Sobre a Pessoa e a obra do Filho Encarnado, Ruysbroeck ensina que “o Filho é a Imagem do Pai, que no Filho habitaram desde toda a eternidade, previamente conhecidos e contemplados pelo Pai, os protótipos de toda a humanidade. Nós existimos no Filho antes de nascermos — Ele é o fundamento criativo de todas as criaturas — a causa eterna e princípio de sua vida. A mais alta essência de nosso ser repousa, portanto, em Deus — existe em Sua imagem no Filho.” “O ofício do Filho no tempo foi morrer por nós, cumprir a lei e nos dar um padrão divino de humildade, amor e paciência. Ele é a fonte de onde flui para nós toda bênção necessária, e… o que o Filho fez, fez por todos.” Ruysbroeck nunca se cansa de insistir que Cristo deve ser a regra e o padrão de nossas vidas, e que muitas vezes precisamos nos pressionar às feridas e ao coração aberto de Cristo nosso Salvador, se em todas as coisas quisermos ter Deus como nosso alvo. Em tais exercícios, visões e grandes revelações do Senhor frequentemente vieram aos homens. Ruysbroeck tinha um olho muito atento para os abusos e as fraquezas, assim como os vícios comuns em seu tempo, e como Vaughan aponta, ele “invectiva com muitos detalhes contra as vaidades do vestuário feminino — quanto àqueles enchumes de cabelo, erguendo-se como grandes chifres — são tantos 'ninhos do diabo'.” Ele não ignora por um momento o que é conhecido como o lado prático da vida religiosa, mas insiste que não devemos permanecer no topo da escada, mas descer. Uma vida de mansidão, humildade e serviço é uma prova do nascimento do Filho em nossas almas. Ou como outro místico disse: “Como prova de que somos regenerados, devemos regenerar tudo ao nosso redor.”

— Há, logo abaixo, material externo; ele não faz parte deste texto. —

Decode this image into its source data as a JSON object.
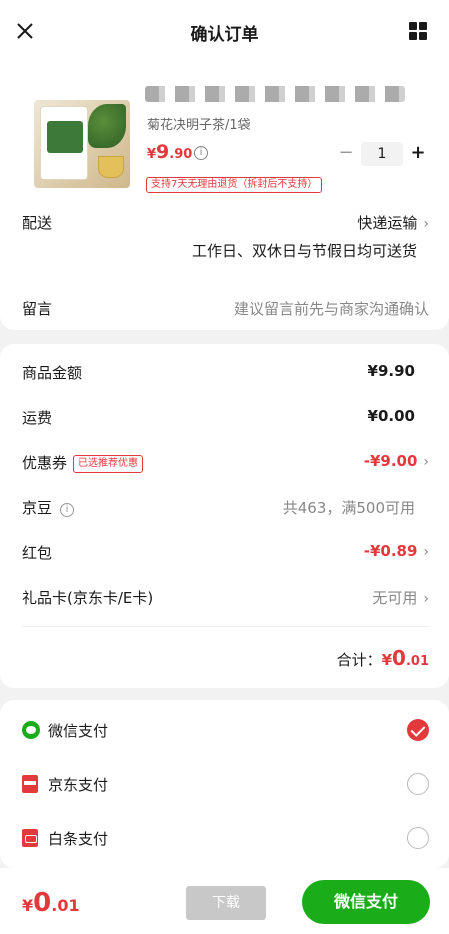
{
  "header": {
    "title": "确认订单"
  },
  "product": {
    "name_visible": "花茶",
    "spec": "菊花决明子茶/1袋",
    "price_symbol": "¥",
    "price_int": "9",
    "price_dec": ".90",
    "quantity": "1",
    "return_policy": "支持7天无理由退货（拆封后不支持）"
  },
  "delivery": {
    "label": "配送",
    "method": "快递运输",
    "note": "工作日、双休日与节假日均可送货"
  },
  "message": {
    "label": "留言",
    "placeholder": "建议留言前先与商家沟通确认"
  },
  "summary": {
    "goods_amount": {
      "label": "商品金额",
      "value": "¥9.90"
    },
    "shipping": {
      "label": "运费",
      "value": "¥0.00"
    },
    "coupon": {
      "label": "优惠券",
      "tag": "已选推荐优惠",
      "value": "-¥9.00"
    },
    "jingdou": {
      "label": "京豆",
      "value": "共463，满500可用"
    },
    "hongbao": {
      "label": "红包",
      "value": "-¥0.89"
    },
    "giftcard": {
      "label": "礼品卡(京东卡/E卡)",
      "value": "无可用"
    },
    "total_label": "合计：",
    "total_symbol": "¥",
    "total_int": "0",
    "total_dec": ".01"
  },
  "payment": {
    "methods": [
      {
        "label": "微信支付",
        "icon": "wechat-pay-icon",
        "selected": true
      },
      {
        "label": "京东支付",
        "icon": "jd-pay-icon",
        "selected": false
      },
      {
        "label": "白条支付",
        "icon": "baitiao-icon",
        "selected": false
      }
    ]
  },
  "bottom": {
    "total_symbol": "¥",
    "total_int": "0",
    "total_dec": ".01",
    "download_label": "下载",
    "pay_label": "微信支付"
  },
  "colors": {
    "accent_red": "#e4393c",
    "wechat_green": "#1aad19"
  }
}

Finalmente, Ruysbroeck afirma que na vida interior, tudo depende da vontade. É necessário acima de tudo que um homem queira corretamente, com fervor. “Queira ter humildade e amor, e eles serão teus.” Todas as coisas são possíveis para o crente que quer. “Na cor branca da inocência, colocaremos rosas vermelhas resistindo sempre a todo mal. Assim, mantemos a pureza e crucificamos nossa própria natureza, e essas rosas vermelhas com seu perfume doce são muito belas na cor branca.”